Мы двинулись по тротуару Малого театра по направлению к «Щербакам», на Петровке против Кузнецкого моста. Этот трактир, в деревянном домике с антресолями, содержал старик Спиридон Степанович Щербаков, благодетель бедных актеров и друг всех знаменитостей артистического мира. Не успели сделать двух шагов, как сзади звякнули шпоры и раздался голос:

– Князь, я вас вчера на бенефисе видел!

– Здравствуйте, Иван Львович!

Перед моим спутником стоял жандарм в пальто с полковничьими погонами, в синей холодной фуражке. Я невольно застыл перед афишей на стене театра и сделал вид, что читаю, – уж очень меня поразил вид жандарма: паспорта у меня еще не было, а два побега недавних – на Волге и на Дону – так еще свежи были в памяти.
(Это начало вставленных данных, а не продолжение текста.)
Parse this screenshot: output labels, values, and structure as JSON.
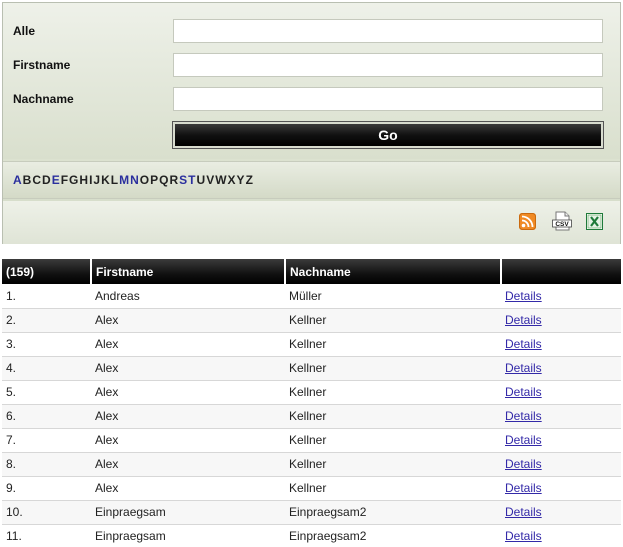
{
  "search": {
    "fields": [
      {
        "label": "Alle",
        "value": ""
      },
      {
        "label": "Firstname",
        "value": ""
      },
      {
        "label": "Nachname",
        "value": ""
      }
    ],
    "go_label": "Go"
  },
  "alphabet": {
    "letters": [
      "A",
      "B",
      "C",
      "D",
      "E",
      "F",
      "G",
      "H",
      "I",
      "J",
      "K",
      "L",
      "M",
      "N",
      "O",
      "P",
      "Q",
      "R",
      "S",
      "T",
      "U",
      "V",
      "W",
      "X",
      "Y",
      "Z"
    ],
    "highlighted": [
      "A",
      "E",
      "M",
      "N",
      "S",
      "T"
    ],
    "highlight_color": "#2b2f9e"
  },
  "exports": [
    {
      "name": "rss-icon",
      "label": ""
    },
    {
      "name": "csv-icon",
      "label": "CSV"
    },
    {
      "name": "excel-icon",
      "label": ""
    }
  ],
  "table": {
    "headers": [
      "(159)",
      "Firstname",
      "Nachname",
      ""
    ],
    "rows": [
      {
        "no": "1.",
        "first": "Andreas",
        "last": "Müller",
        "link": "Details"
      },
      {
        "no": "2.",
        "first": "Alex",
        "last": "Kellner",
        "link": "Details"
      },
      {
        "no": "3.",
        "first": "Alex",
        "last": "Kellner",
        "link": "Details"
      },
      {
        "no": "4.",
        "first": "Alex",
        "last": "Kellner",
        "link": "Details"
      },
      {
        "no": "5.",
        "first": "Alex",
        "last": "Kellner",
        "link": "Details"
      },
      {
        "no": "6.",
        "first": "Alex",
        "last": "Kellner",
        "link": "Details"
      },
      {
        "no": "7.",
        "first": "Alex",
        "last": "Kellner",
        "link": "Details"
      },
      {
        "no": "8.",
        "first": "Alex",
        "last": "Kellner",
        "link": "Details"
      },
      {
        "no": "9.",
        "first": "Alex",
        "last": "Kellner",
        "link": "Details"
      },
      {
        "no": "10.",
        "first": "Einpraegsam",
        "last": "Einpraegsam2",
        "link": "Details"
      },
      {
        "no": "11.",
        "first": "Einpraegsam",
        "last": "Einpraegsam2",
        "link": "Details"
      }
    ]
  }
}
Я теперь не могу сказать, о чем была афиша: я делал вид, что читаю, а на самом деле прислушивался к разговору и помышлял, как бы провалиться сквозь землю, потому что бежать боялся: как бы не вызвать подозрения. До меня доносились отрывочные фразы полковника, на которые односложно, как-то сквозь зубы, будто нехотя, отвечал князь.

– Эту пьесу следует запретить. Довольно уж разной нигилятины и своей, а то еще переводная!.. Да там прямо призыв к бунту!.. Играла прекрасно… Ну да только и она все-таки с душком, читает на вечеринках запрещенные стихи, Некрасова читает!..

Князь что-то отвечал – я не расслышал.

– Ну, я тороплюсь… Дела неотложные… – Щелкнули шпоры – и высокая фигура в сером пальто замоталась по тропинке рядом с канатом.

– Это главный московский жандарм. Хитрая бестия! Идет к себе в канцелярию. – И Петр Платонович Мещерский указал на большое желтое здание рядом с домом Тестова, доходившее до угла Охотного. Это был дом Журавлева. Впоследствии, в восьмидесятых годах, он сломал его и выстроил «во всех стилях» пестрый домище, который сдал ресторатору Пинчеру под гостиницу. Дом этот, в том же виде, стоит и теперь, как и дом другой, напротив, гостиница «Метрополь», сооруженный «по-модерному» Саввой Ивановичем Мамонтовым на месте старинного барского дома Челышева.

Эту сторону площади изменили эти два дома. Зато другая – с Малым и Большим театром и дом Бронникова остались такими же, как и были прежде. Только владелец Шелапутин почти незаметно сделал в доме переделки по требованию М.В. Лентовского, снявшего под свой театр помещение закрывшегося Артистического кружка. Да вырос на месте старинной Александровской галереи универсальный магазин «Мюр и Мерилиз» – огненная печь из стекла и железа…

* * *

Петр Платонович Мещерский, которого жандарм называл «князем», был действительно потомок обедневшей княжеской семьи. Прекрасно образованный, он существовал переводами, литературным заработком, гонораром за свои пьесы и был некоторое время мировым судьей. Его камеру охотно посещали газетные репортеры, находившие интересный материал для газет.